The molecular weight you get from this equation is called the viscosity-average molecular weight. It’s not identical to the weight-average or number-average molecular weight that other techniques provide, but for many polymer-solvent systems where “a” falls between 0.6 and 0.8, it sits close to the weight-average value. When “a” equals exactly 1 (rare but possible), the viscosity-average and weight-average molecular weights are the same.

How Solvent Quality Changes the Picture

The same polymer can have very different intrinsic viscosity values depending on the solvent. In a “good” solvent, polymer segments prefer contact with solvent molecules over contact with other polymer segments. The chain swells, occupies more volume, and intrinsic viscosity goes up. In a “poor” solvent, the chain contracts to minimize solvent contact, and intrinsic viscosity drops.

A theta solvent represents the balance point. At a specific temperature (the theta temperature), the tendency of a chain to expand due to self-avoidance is exactly offset by the unfavorable polymer-solvent interactions that make it contract. The chain behaves as an unperturbed random coil. Under theta conditions, the Mark-Houwink exponent “a” equals 0.5, and the second virial coefficient (a thermodynamic measure of polymer-solvent interaction) equals zero.

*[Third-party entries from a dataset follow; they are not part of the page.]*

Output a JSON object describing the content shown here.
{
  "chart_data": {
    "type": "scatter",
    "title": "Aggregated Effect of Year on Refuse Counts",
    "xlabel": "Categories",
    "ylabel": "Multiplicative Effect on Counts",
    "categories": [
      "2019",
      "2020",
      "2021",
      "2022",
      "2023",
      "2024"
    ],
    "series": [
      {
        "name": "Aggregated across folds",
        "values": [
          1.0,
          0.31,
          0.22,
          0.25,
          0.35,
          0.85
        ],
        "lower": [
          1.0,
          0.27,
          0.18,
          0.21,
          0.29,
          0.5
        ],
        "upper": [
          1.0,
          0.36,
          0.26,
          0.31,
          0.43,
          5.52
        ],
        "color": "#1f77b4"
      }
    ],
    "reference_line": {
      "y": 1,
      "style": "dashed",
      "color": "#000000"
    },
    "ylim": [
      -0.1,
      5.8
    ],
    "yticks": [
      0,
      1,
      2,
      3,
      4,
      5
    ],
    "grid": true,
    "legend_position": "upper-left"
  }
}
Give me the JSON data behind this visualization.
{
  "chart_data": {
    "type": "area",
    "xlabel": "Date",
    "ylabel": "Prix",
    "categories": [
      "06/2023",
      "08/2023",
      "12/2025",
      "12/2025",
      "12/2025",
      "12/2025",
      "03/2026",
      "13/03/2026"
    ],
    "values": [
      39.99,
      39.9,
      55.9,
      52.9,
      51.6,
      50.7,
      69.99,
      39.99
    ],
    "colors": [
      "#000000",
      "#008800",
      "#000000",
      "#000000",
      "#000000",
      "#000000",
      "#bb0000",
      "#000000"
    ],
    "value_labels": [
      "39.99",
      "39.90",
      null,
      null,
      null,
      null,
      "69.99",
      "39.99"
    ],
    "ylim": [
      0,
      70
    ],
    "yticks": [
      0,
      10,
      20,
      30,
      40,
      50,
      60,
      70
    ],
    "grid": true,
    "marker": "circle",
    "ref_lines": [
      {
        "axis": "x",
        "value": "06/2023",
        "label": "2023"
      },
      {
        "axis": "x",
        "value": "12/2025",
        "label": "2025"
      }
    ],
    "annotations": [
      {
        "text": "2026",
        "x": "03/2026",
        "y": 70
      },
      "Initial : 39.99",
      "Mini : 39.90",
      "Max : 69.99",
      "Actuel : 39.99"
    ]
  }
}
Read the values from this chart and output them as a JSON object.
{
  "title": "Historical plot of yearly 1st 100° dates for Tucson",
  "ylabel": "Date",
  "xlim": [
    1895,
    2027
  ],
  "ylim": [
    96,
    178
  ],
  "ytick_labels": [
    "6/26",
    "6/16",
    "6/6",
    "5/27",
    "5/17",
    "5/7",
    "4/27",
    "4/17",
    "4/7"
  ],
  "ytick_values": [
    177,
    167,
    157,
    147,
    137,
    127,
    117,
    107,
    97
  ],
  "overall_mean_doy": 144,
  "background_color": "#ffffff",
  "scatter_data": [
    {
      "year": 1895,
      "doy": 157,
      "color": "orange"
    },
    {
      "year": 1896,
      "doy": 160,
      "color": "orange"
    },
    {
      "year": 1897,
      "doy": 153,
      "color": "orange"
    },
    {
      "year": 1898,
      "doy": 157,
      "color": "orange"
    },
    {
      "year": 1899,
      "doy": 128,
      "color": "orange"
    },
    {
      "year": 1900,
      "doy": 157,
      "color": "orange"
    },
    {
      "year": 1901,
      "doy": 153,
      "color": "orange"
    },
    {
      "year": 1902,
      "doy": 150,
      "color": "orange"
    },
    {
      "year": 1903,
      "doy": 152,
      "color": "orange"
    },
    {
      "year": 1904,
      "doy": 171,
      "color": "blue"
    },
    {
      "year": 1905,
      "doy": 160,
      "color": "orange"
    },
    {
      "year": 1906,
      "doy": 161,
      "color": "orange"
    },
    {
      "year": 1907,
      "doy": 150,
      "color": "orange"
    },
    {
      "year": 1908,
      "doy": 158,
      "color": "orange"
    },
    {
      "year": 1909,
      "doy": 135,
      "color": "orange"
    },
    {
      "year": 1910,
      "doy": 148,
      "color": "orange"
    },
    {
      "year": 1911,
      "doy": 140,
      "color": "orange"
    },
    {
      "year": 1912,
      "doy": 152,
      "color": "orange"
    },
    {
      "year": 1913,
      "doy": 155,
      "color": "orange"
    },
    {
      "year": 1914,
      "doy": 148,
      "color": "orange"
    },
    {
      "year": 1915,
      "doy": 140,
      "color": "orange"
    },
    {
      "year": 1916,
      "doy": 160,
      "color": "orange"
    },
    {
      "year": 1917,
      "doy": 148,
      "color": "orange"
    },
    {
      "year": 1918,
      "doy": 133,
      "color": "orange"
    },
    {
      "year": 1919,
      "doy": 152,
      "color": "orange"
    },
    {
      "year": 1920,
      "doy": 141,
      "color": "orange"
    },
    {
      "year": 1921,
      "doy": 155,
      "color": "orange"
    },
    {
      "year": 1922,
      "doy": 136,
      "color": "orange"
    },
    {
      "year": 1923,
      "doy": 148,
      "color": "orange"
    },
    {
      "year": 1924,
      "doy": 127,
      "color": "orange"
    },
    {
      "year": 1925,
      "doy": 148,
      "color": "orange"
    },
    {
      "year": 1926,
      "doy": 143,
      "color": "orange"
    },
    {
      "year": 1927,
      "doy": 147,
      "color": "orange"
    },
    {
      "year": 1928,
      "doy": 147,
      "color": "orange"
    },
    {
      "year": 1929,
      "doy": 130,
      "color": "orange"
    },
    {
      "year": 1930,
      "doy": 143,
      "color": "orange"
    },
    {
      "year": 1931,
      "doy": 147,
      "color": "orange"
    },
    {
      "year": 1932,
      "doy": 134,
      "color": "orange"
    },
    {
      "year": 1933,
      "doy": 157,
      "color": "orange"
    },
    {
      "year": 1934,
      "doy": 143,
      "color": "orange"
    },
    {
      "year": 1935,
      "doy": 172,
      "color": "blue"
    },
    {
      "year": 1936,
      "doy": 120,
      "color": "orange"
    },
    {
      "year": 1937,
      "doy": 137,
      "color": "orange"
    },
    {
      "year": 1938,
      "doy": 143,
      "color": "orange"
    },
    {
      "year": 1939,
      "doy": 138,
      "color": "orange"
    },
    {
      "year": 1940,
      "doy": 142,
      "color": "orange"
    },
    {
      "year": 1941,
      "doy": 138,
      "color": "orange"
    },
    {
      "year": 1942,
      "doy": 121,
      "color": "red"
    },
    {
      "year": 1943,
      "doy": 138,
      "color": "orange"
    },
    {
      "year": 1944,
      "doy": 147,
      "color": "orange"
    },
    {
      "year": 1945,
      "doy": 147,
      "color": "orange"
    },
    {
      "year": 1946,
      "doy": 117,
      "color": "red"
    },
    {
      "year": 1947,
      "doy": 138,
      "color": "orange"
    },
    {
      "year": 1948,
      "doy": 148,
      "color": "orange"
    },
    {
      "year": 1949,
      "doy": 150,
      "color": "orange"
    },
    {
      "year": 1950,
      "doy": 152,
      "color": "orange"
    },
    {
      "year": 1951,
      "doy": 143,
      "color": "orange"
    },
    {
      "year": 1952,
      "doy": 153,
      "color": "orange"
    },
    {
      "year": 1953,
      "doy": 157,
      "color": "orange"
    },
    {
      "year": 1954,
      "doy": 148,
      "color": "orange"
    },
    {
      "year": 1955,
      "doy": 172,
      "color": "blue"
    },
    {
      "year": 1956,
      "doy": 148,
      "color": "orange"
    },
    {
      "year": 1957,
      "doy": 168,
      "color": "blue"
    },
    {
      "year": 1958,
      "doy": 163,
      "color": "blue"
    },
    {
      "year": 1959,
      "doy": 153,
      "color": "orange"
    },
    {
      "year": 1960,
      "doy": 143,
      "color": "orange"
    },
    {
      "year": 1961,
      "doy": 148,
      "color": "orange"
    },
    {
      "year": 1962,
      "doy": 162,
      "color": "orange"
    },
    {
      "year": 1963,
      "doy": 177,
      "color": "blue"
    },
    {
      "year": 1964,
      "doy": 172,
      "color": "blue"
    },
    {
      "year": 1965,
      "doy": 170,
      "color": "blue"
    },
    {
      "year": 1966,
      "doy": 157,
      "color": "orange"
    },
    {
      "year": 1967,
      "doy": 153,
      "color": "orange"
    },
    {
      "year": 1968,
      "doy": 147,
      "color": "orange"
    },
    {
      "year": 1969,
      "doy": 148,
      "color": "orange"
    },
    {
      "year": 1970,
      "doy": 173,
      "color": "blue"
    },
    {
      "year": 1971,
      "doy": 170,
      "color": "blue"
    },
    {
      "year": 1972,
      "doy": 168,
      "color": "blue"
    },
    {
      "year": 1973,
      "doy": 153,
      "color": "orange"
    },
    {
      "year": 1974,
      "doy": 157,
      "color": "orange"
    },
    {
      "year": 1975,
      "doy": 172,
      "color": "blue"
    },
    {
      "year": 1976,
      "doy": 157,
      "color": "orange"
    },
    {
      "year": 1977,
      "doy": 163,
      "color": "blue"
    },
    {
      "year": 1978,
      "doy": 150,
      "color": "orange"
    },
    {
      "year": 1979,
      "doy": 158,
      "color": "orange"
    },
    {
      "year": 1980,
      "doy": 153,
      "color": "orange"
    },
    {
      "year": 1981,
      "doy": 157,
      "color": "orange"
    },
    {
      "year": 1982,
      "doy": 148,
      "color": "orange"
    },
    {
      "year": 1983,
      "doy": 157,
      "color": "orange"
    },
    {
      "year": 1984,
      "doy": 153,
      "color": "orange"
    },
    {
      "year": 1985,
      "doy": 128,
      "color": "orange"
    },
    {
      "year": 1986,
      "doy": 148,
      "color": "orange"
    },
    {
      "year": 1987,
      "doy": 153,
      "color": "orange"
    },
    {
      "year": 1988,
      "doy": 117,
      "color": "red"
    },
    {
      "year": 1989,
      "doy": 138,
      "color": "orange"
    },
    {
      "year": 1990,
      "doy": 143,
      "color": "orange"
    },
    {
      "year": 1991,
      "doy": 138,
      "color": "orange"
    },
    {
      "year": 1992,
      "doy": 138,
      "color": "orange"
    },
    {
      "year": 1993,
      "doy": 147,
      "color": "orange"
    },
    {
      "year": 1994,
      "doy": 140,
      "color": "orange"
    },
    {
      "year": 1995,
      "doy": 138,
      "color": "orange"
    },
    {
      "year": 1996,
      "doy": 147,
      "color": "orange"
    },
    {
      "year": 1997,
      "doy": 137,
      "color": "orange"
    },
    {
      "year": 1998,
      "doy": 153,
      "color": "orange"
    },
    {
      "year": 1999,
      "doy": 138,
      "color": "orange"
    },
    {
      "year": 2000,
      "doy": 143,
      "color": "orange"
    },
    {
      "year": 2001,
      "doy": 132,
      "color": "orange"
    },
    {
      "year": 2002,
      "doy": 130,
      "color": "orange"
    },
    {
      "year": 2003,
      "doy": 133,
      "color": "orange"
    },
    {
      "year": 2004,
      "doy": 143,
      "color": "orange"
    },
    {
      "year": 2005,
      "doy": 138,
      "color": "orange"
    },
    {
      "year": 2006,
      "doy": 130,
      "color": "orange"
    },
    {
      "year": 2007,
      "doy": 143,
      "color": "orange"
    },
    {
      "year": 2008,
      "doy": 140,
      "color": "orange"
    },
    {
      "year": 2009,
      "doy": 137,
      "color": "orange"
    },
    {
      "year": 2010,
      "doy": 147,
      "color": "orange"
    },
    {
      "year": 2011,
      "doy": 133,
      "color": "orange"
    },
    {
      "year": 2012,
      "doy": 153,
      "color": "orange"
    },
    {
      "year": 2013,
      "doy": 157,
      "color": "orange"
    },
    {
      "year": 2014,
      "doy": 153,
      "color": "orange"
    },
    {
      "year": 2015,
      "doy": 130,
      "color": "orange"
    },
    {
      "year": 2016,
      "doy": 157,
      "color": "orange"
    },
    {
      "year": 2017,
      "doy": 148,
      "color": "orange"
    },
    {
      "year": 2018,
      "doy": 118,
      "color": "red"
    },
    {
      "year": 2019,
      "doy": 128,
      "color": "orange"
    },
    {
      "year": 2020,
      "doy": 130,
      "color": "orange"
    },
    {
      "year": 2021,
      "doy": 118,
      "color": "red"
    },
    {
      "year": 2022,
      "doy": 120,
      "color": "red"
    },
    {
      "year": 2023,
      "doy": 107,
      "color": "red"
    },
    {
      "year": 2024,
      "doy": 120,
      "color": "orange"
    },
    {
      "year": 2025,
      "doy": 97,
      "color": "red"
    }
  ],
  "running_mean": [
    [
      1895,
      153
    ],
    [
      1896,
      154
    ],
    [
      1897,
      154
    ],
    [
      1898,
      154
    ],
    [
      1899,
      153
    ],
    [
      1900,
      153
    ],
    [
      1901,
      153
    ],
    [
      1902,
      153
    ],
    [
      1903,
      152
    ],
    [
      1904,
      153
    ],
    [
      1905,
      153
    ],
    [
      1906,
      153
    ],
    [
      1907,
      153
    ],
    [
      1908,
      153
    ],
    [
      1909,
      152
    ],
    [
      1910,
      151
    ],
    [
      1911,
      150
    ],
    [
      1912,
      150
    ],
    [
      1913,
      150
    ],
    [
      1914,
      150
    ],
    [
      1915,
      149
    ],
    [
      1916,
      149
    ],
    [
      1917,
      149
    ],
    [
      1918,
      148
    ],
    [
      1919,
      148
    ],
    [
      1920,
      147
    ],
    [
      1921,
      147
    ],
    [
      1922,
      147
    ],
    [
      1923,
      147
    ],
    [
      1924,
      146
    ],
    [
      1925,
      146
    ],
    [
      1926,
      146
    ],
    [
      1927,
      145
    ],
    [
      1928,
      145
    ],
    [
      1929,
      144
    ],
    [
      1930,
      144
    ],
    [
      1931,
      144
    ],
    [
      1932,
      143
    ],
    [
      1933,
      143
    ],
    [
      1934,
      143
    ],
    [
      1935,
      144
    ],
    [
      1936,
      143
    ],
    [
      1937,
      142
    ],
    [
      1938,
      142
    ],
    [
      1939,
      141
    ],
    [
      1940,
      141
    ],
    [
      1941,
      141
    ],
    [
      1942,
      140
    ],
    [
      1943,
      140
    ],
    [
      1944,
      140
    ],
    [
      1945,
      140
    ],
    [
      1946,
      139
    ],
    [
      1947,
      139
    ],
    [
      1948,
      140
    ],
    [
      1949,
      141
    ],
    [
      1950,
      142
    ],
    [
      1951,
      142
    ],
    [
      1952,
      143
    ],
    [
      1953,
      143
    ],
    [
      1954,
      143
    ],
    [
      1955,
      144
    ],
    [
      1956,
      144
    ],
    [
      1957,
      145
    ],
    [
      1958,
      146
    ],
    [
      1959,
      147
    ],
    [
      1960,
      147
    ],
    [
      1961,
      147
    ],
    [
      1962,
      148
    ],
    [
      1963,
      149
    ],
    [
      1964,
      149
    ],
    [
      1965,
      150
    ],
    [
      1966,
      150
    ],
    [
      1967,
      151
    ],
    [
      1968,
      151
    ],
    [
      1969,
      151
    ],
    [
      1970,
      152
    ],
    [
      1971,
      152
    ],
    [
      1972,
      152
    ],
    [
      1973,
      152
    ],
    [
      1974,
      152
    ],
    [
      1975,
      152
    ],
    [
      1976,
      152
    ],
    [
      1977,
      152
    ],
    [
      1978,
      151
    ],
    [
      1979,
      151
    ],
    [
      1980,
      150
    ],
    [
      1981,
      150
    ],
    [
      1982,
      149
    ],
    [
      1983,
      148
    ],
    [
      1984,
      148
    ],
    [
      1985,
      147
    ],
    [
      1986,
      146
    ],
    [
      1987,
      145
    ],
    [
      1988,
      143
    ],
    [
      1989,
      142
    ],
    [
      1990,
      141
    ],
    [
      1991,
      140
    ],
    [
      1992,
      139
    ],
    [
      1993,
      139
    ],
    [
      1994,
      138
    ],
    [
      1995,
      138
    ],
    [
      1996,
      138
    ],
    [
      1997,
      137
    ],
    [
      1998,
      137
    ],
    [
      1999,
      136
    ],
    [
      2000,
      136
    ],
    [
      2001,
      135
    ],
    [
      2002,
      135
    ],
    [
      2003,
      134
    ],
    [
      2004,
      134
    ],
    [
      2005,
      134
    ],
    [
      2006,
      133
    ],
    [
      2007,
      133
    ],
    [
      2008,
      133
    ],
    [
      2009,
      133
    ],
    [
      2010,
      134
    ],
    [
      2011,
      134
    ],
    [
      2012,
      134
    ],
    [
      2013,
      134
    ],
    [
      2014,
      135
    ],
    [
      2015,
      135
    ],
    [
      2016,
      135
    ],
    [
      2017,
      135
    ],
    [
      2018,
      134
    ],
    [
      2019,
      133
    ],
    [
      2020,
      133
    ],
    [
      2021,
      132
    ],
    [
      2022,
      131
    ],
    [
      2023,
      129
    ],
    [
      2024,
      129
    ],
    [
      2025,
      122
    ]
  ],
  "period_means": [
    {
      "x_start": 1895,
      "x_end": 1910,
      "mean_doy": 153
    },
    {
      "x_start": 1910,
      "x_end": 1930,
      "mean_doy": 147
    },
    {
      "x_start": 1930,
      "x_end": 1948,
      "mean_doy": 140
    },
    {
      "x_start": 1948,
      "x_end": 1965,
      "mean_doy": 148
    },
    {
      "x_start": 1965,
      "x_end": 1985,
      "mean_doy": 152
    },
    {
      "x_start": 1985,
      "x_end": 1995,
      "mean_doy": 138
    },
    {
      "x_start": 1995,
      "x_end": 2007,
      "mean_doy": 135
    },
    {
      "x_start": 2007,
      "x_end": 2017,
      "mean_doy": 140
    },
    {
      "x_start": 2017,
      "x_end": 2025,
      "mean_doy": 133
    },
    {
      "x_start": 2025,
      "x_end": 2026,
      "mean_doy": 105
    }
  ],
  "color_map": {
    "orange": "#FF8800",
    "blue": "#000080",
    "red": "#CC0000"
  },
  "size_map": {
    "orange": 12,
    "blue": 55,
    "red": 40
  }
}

The relationship between a good solvent and a theta solvent can be expressed through an expansion factor. The intrinsic viscosity in a good solvent equals the theta-condition value multiplied by the cube of this expansion factor. This means even modest chain swelling produces a noticeable increase in intrinsic viscosity.

Industrial Use in Plastics

In the plastics industry, intrinsic viscosity is one of the most common ways to specify and control polymer quality, especially for PET (polyethylene terephthalate). Because intrinsic viscosity correlates directly with molecular weight, it serves as a quick proxy: higher IV means longer chains, which generally means better mechanical properties.

Different PET applications demand different IV ranges. Bottle-grade PET typically has an intrinsic viscosity between 0.70 and 0.78 dL/g. Fiber-grade PET runs lower, while engineering-grade PET for high-performance applications runs higher. Manufacturers specify and test IV at every stage of production and processing to ensure the resin will perform as expected in the final product. A drop in IV during processing signals chain degradation, while an increase (achieved through solid-state polymerization) means the chains have grown longer.

Applications Beyond Plastics

Intrinsic viscosity isn’t limited to synthetic polymers. In biochemistry, it helps characterize proteins and other biological macromolecules. Because intrinsic viscosity reflects how much space a molecule occupies in solution, it’s sensitive to protein shape and folding state. A compact, tightly folded globular protein has a low intrinsic viscosity. If that protein unfolds or denatures, its intrinsic viscosity increases as the chain expands.

Researchers use intrinsic viscosity alongside other measurements, like diffusion coefficients, to calculate a hydrodynamic radius: the radius of an equivalent sphere that would produce the same viscosity behavior. Comparing hydrodynamic radii derived from different techniques reveals information about molecular shape and flexibility. For instance, the Scheraga-Mandelkern parameter combines intrinsic viscosity with frictional properties to estimate whether a protein is roughly spherical or elongated.

For flexible biological polymers like denatured proteins or polysaccharides, the same Mark-Houwink framework applies. The scaling exponent tells you about chain flexibility and conformation, just as it does for synthetic polymers. This makes intrinsic viscosity one of the oldest yet still widely used tools for characterizing macromolecules of all kinds.